Thursday, February 3, 2011

No Correlation Between Physician Supply and Patient Perception of Quality and Access (including primary care)

The Disease Management Care Blog suspects that a large fraction of its many regular readers work in or with medical settings. On the other side of that door, in the floor above or below you, in the building across the street or at the other end of that phone call, there are patients and doctors doing... well, the doctor-patient... thing. Since the patients and doctors use this "thing" a lot , patients would suffer if it wasn't there, right? If the hospital, or clinic, or system or or network closed its doors, disappeared or was swallowed up by the earth, dissatisfaction, illness, death and other consternation would follow, right?

Well, maybe not. At least, if you asked the patients. That's exactly what David Nyweide (of CMS), Denise Anthony, Chiang-Hua Chang and David Goodman (all of Dartmouth) did. 4,000 randomly selected, nationally representative, elderly and independently living Medicare beneficiaries were surveyed with 12 questions about access to and satisfaction with health care. Those data were correlated with the physician supply in their Medicare-defined "hospital service area" (the DMCB learned there are 3,067 of them). The physician supply in each service area was based on the data from the AMA Physician Masterfile.

2,515 completed the survey with a respectable response rate of 65%. After adjusting for age, gender, race, health status and local income (based on outside data sorted by zip code), there was no association between the local density of physicians and patient perceptions of access, being able to get a test, being able to see a specialist, being satisfied with their care, feeling that they had enough time to talk to the doctor or having a primary care provider. There was also no association between the local supply of primary care and local perceptions of care. There was only a weak association between the local supply of primary care physicians and having one.
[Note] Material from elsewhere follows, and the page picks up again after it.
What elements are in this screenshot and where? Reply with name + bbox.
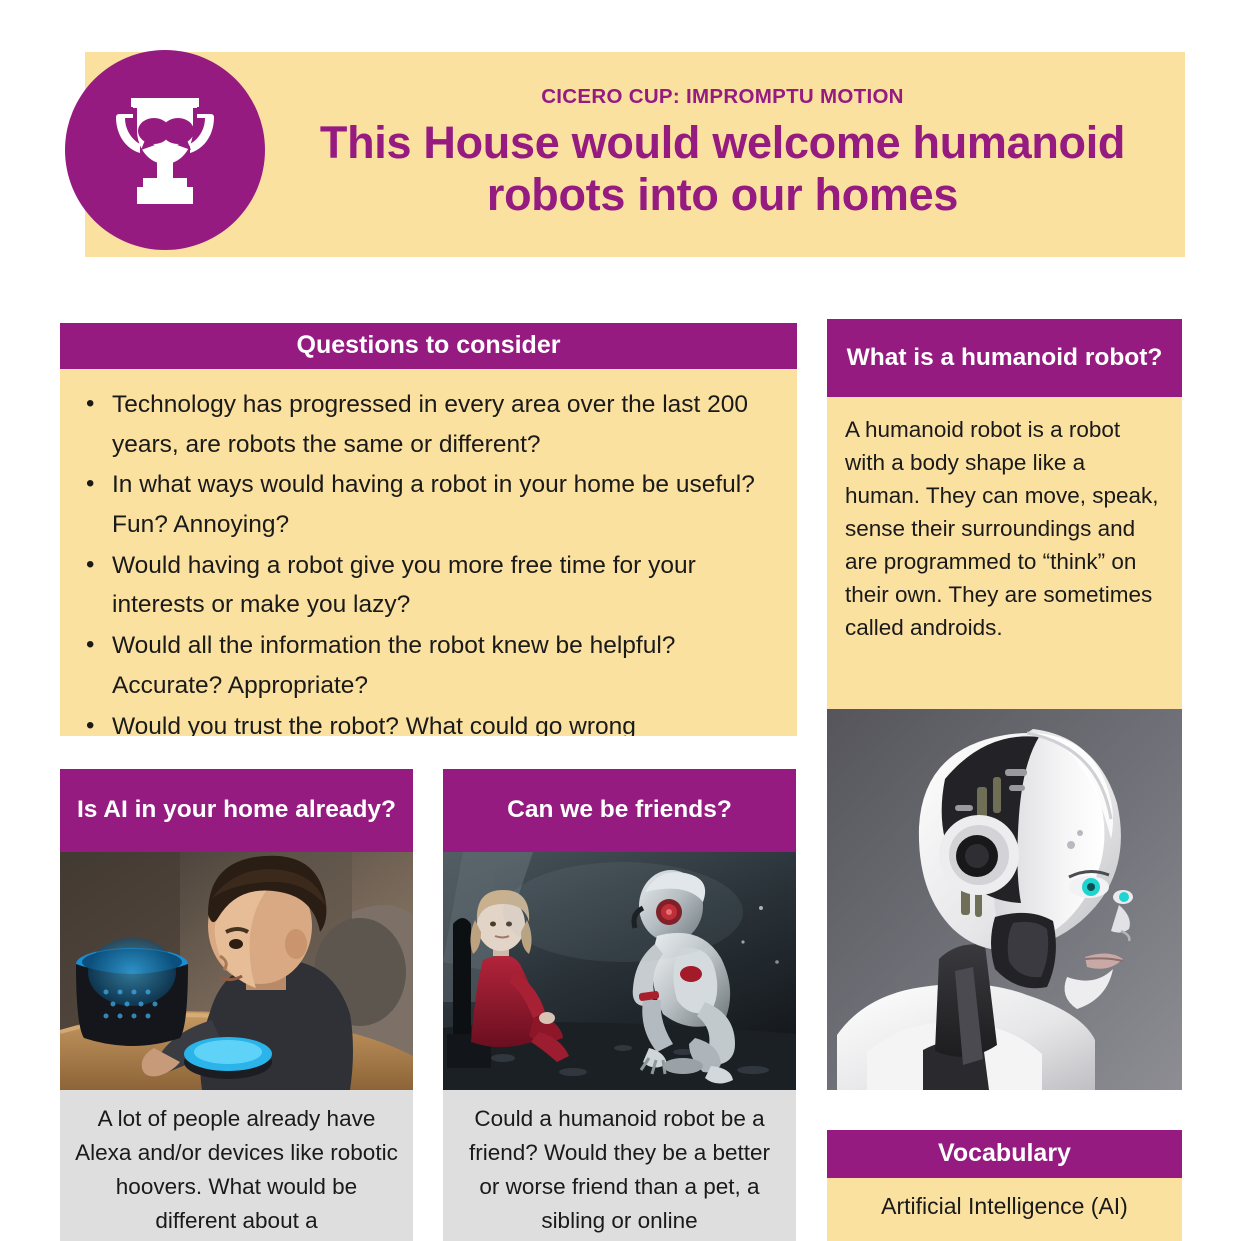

The study is limited by being "observational" and only reporting associations. In order to better understand if more primary care causes a change in Medicare beneficiary perceptions, a prospective trail would be required. The study is also silent on the local quality of primary care, access to other health professionals, the limitations of sorting physician supply based on service area (versus more granular counties or zip codes) and the lack of input from managed care Medicare. Last but not least, there may be an association between the local supply of primary care and "hard" measures of health care quality, versus this study that used consumer perceptions.
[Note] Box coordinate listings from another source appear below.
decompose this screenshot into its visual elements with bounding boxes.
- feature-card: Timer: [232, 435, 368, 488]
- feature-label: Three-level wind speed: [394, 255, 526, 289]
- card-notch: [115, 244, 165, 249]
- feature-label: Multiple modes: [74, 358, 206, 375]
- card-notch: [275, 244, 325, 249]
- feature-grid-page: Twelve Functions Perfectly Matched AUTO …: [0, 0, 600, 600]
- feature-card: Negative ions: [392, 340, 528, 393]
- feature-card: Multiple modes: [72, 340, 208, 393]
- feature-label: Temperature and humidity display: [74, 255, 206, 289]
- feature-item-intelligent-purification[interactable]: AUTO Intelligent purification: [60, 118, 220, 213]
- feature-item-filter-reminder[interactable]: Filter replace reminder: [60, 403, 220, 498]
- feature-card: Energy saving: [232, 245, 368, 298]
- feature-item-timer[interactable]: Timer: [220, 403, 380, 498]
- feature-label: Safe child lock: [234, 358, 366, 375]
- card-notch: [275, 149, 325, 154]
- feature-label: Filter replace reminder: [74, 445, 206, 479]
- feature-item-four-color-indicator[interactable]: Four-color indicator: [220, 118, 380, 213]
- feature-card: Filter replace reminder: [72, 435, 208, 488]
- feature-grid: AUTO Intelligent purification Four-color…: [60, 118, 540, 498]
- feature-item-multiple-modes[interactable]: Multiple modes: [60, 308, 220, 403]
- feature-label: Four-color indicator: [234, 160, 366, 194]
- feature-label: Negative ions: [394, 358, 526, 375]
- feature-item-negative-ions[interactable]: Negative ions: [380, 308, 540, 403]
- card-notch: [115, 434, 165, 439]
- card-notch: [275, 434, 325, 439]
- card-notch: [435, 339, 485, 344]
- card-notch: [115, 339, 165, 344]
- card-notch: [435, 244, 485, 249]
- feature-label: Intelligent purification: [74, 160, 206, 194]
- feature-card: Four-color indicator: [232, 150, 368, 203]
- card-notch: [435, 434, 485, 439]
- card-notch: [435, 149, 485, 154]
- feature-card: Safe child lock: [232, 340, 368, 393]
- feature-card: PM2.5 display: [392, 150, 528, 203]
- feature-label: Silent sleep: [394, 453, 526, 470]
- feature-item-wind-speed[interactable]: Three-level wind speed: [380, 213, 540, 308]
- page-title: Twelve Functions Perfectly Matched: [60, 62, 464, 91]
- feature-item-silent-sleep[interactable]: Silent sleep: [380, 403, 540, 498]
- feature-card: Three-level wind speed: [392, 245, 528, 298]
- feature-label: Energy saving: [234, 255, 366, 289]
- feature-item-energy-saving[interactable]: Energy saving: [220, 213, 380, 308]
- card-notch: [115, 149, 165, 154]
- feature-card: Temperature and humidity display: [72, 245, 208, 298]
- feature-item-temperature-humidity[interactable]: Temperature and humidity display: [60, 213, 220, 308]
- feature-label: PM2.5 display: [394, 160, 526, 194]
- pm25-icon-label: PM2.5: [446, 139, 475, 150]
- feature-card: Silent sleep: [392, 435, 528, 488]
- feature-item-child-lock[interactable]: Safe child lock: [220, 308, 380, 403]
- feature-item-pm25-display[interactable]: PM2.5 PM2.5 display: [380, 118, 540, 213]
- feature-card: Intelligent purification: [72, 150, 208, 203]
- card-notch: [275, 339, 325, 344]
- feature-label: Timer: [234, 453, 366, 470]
Despite the limitations, the study should give pause to policymakers, regulators and politicians who think that increasing the physician supply or increasing the primary care physician supply is going to make a difference in voter-beneficiary-patient attitudes about local access or quality of care. It turns out that physician demand vs. supply may be more elastic than anyone considered. This should make persons wonder if pumping more physicians into a community is the "solution" we think it is.

And the DMCB asks why stop there? The NCQA and NQF should take note. Local hospitals argue that they and their physicians' social mission warrants not-for-profit status and being exempt from local taxes. Perhaps one gauge of how well that mission is being fulfilled should be perceptions of access and quality versus a national norm or a historical baseline. Since "Accountable Care Organizations" will be responsible for cost as well as quality, perhaps consumer perceptions like this should be part of the yet-to-be-defined measurement mix. Last but not least, perhaps all those suspect "Top One Hundred" surveys should consider using a variation of this.